The word itself should have made it clear but we still didn't listen. The lax licensing of Android to Apache-2.0 should have given us a hint, but we still chose to ignore it. Of course, not everyone ignored it, there were people like Richard Stallman who kept talking about it and warned us about it back in 2011:
Linux aside, the software of Android versions 1 and 2 was mostly developed by Google; Google released it under the Apache 2.0 license, which is a lax free software license without copyleft.
But obviously, we conveniently chose to ignore Stallman's warning. We were far too happy and busy with our partially “open source“ gizmos and apps to worry about how our freedoms and privacy were going to crushed by some freedom unfriendly software licensing in the years to come.
Today's smartphone market is a disorganized oligopoly larely controlled by Google who owns the Android platform and a few other players like Samsung and Oppo. These players have no incentive to make their systems open source even though their upstream AOSP code is in fact open source and Apache licensed.
How exactly is Android ”Open” source then? If anything, its a perfect example of the classic case of deception where the opponent's self-created trojan horse itself is used against the opponent to destroy him! Open source has become a swear word in a sense for many, especially those who have lived through the time of true openness and free culture. Only they know what is truly open and the subtle differences between the words open, free and libre which are often confused by many in the software world.
And then there is the tendency to club everything into one and call it FOSS (Free and Open Source Software). But no free software enthusiast worth his salt would like to see his movement corrupted by anything that has to do with open source, and that is for good reasons!
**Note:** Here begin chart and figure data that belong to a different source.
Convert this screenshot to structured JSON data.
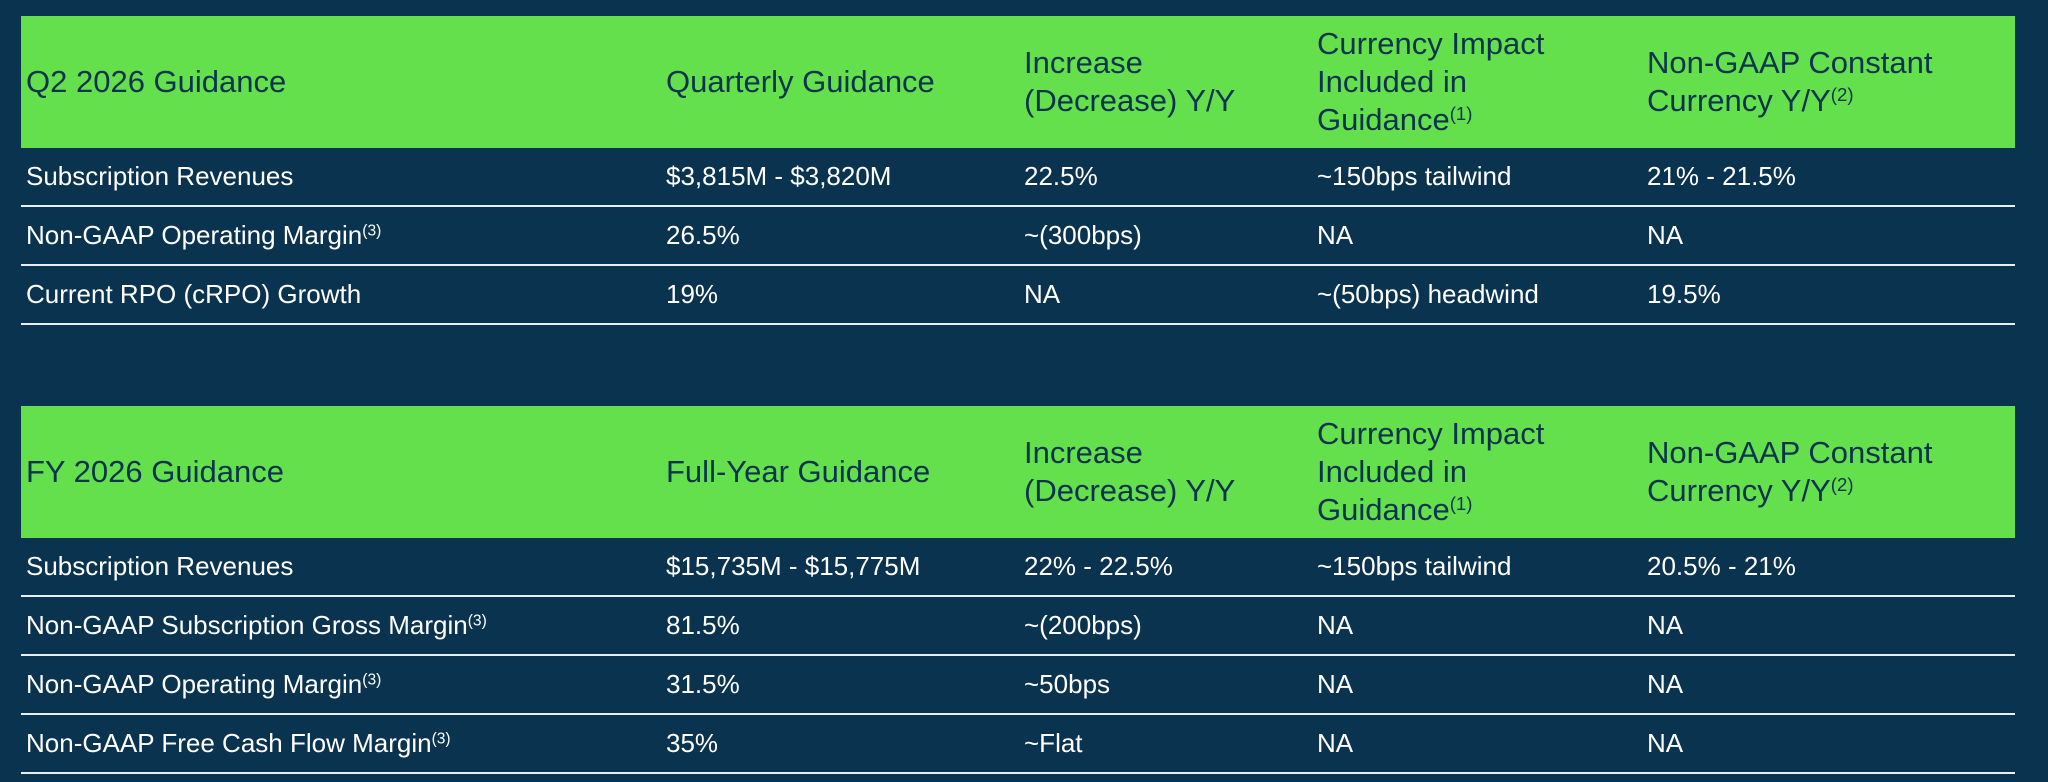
{
  "tables": [
    {
      "headers": [
        {
          "lines": [
            "Q2 2026 Guidance"
          ]
        },
        {
          "lines": [
            "Quarterly Guidance"
          ]
        },
        {
          "lines": [
            "Increase",
            "(Decrease) Y/Y"
          ]
        },
        {
          "lines": [
            "Currency Impact",
            "Included in",
            "Guidance"
          ],
          "note": "(1)"
        },
        {
          "lines": [
            "Non-GAAP Constant",
            "Currency Y/Y"
          ],
          "note": "(2)"
        }
      ],
      "rows": [
        {
          "label": "Subscription Revenues",
          "cells": [
            "$3,815M - $3,820M",
            "22.5%",
            "~150bps tailwind",
            "21% - 21.5%"
          ]
        },
        {
          "label": "Non-GAAP Operating Margin",
          "note": "(3)",
          "cells": [
            "26.5%",
            "~(300bps)",
            "NA",
            "NA"
          ]
        },
        {
          "label": "Current RPO (cRPO) Growth",
          "cells": [
            "19%",
            "NA",
            "~(50bps) headwind",
            "19.5%"
          ]
        }
      ]
    },
    {
      "headers": [
        {
          "lines": [
            "FY 2026 Guidance"
          ]
        },
        {
          "lines": [
            "Full-Year Guidance"
          ]
        },
        {
          "lines": [
            "Increase",
            "(Decrease) Y/Y"
          ]
        },
        {
          "lines": [
            "Currency Impact",
            "Included in",
            "Guidance"
          ],
          "note": "(1)"
        },
        {
          "lines": [
            "Non-GAAP Constant",
            "Currency Y/Y"
          ],
          "note": "(2)"
        }
      ],
      "rows": [
        {
          "label": "Subscription Revenues",
          "cells": [
            "$15,735M - $15,775M",
            "22% - 22.5%",
            "~150bps tailwind",
            "20.5% - 21%"
          ]
        },
        {
          "label": "Non-GAAP Subscription Gross Margin",
          "note": "(3)",
          "cells": [
            "81.5%",
            "~(200bps)",
            "NA",
            "NA"
          ]
        },
        {
          "label": "Non-GAAP Operating Margin",
          "note": "(3)",
          "cells": [
            "31.5%",
            "~50bps",
            "NA",
            "NA"
          ]
        },
        {
          "label": "Non-GAAP Free Cash Flow Margin",
          "note": "(3)",
          "cells": [
            "35%",
            "~Flat",
            "NA",
            "NA"
          ]
        }
      ]
    }
  ]
}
Android wasn't the first betrayal in the name of ”open source”, there was the case of freeBSD project too who's code Apple took over without even crediting the source, thus taking advantage of their lax licensing.
Even today, we continue to see the exploitation in the name of open source in case of projects like android. If only android was made under GPL, every vendor like Samsung, Lenovo, etc. would have had to make their code open too and that would have sped up innovation in the mobile apps field by a decade! But that didn't happen and today we are stuck with this fragmented and clumsy ecosystem called android which markets itself as ”open source” without really having anything to do with the spirit of open source.